Herkesin bi ihtiyacı ,daha doğrusu baya bi ihtiyaçları var, peki tamam, bu normal… Her şeyin olsa bile bir şeylere ihtiyaç duymuyorsan o zaman bunda sorun olabilir diye düşünüyorum hatta…Her şeyin olsa parayı biriktirmeye yada bağışlamaya ve yada daha da çoğunu bulmaya ihtiyaç duyar bence insan, yada gösterişe, beğenilmeye, en basitinden konuşmaya ihtiyaç duyar… İnsanın ihtiyaçları olur gidermeye çalışır…
Hayat böyle işler. Hayatın ana mantığı bu zaten…
Ama ihtiyaçla istemeyi karıştırmamak gerek azizim, ihtiyaç ihtiyaçtır, istemek istemek.
İnsanlar istediğini yapıyor, sonrada “benimde ihtiyaçlarım var” ,”beni yargılama” diyor. Sen böyle dersen ben yargılarım kusura bakma, mert ol, istedim kardeşim, istedim yaptım de…
Ne farkı var ki diyen olur şimdi bu sözlere, kelimelere takılma diyende olur, haklılar mı, bence bu konuda ne yazık ki hayır…
Tamam, kelimelere takılmak çoğu konuda sadece basitliktir, kaçmaktır sözün özü saçmalıktır. ama bu konuda “ne yazık ki” değil…
Affedin ama Türkçe’de “Yalama olmak” diye bi tabir vardır, böyle konularda dili yalama etmemek gerek… Çünkü, insan arzuları için kendini bile kandırmaya müsaitken, bide ihtiyaç gibi bi isim takarsa isteklerine, durduramazsınız bu işi…
Anlayın beni, şöyle bi empati yapın lütfen, bir gün, birisi, hatta bir dostunuz sizin bile aklınızın almayacağı, olur mu öyle şey, yapılır mı diyeceğiniz bir şey yapar sonrada “ihtiyaç” koyar adını…
peki sonra?

Böyle böyle kabul ediyor insan her şeyi, ihtiyaç, gençlik, ne olacak diye diye başlıyor her şey…
Böyle böyle tamam oluyor aslalar, ben de yaptım aslalarımı…
Ama hata demedikçe bunlara zamanla kabul ediyor insan yanlışları…
Sonra siyahı beyazı ayırt edemiyor insan, ne yanlışı kalıyor ne doğrusu…
Koptu mu gidiyor, tamam ama, yanlış olduğunu unutmamalı “en en EN azından”…

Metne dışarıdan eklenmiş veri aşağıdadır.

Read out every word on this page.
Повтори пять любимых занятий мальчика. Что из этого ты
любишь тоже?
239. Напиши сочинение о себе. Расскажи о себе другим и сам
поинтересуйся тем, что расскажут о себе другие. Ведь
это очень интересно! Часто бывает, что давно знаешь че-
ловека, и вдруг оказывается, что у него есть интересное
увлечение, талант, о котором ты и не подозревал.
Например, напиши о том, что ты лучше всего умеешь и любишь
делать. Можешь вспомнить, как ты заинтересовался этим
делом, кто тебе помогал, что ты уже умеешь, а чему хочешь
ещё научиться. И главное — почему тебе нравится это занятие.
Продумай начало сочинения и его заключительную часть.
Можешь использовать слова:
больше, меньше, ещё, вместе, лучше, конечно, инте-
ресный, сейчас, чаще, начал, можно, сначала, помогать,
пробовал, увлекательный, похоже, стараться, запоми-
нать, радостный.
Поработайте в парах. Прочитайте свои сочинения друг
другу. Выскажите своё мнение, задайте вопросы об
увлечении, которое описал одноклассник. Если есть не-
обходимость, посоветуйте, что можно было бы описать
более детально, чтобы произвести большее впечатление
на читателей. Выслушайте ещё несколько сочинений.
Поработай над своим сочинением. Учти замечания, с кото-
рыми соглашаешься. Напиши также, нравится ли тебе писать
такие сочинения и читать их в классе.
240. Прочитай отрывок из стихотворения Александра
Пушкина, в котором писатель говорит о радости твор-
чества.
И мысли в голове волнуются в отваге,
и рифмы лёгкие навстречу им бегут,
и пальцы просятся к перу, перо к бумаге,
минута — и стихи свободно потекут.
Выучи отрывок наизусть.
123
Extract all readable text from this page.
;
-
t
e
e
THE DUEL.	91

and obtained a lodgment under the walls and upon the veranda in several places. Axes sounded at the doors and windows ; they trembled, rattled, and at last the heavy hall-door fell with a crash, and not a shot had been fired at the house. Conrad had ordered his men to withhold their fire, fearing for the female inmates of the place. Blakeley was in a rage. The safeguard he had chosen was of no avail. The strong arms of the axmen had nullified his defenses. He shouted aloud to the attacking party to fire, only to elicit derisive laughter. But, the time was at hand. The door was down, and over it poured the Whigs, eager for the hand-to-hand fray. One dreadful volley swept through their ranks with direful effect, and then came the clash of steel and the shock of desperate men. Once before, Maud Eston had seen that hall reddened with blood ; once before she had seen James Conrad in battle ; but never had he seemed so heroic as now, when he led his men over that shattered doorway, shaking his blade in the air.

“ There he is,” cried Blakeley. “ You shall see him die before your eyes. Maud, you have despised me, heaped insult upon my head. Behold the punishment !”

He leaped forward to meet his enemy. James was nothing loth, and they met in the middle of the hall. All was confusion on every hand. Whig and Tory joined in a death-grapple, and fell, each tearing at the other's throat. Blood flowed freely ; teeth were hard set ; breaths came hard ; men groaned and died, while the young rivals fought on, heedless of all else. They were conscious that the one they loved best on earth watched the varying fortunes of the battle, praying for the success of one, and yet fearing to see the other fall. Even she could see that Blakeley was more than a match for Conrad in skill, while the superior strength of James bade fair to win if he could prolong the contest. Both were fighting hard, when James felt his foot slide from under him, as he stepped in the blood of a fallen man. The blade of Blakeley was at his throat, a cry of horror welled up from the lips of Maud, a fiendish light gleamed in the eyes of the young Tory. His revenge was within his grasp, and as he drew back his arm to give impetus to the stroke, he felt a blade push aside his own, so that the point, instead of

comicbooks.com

Bir mıh bir nal, bir ordu hikayesi gibi oluyor…

Düşünmek ürkütse de abartın biraz, bugün için abartı geleni düşünün, çünkü dünün abartılmış dünyası oluyor bugün, yarın…
namusu, şerefi “ihtiyaç” dediklerimiz kirletiyor.
bi düşünün…

Böyle başladı her şey…
Günahın adı gençlik oldu…
çalmanın adı fakirlik…
isteklerimizin adı ihtiyaç oldu…
Unutmayın sözcükler sihirdir aslında, sizi gülümseten, üzen, kıran, çoşturan, hayatı yaşatan sihirdir…
Gerçi üzen, kıran, yeri gelince ağlatan sözcüklerin varlığından çokta o sözcük dizelerinin ihtiyaç duyulan dudaklardan çıkmaması da olabilir.
Ben korkuyorum artık,
Çünkü “isteme” ‘nin adı da aşk oluyor. Her istekte bir gün son buluyor…
Aşk kitaplıkta toz bile tutamadan kayboluyor sonunda…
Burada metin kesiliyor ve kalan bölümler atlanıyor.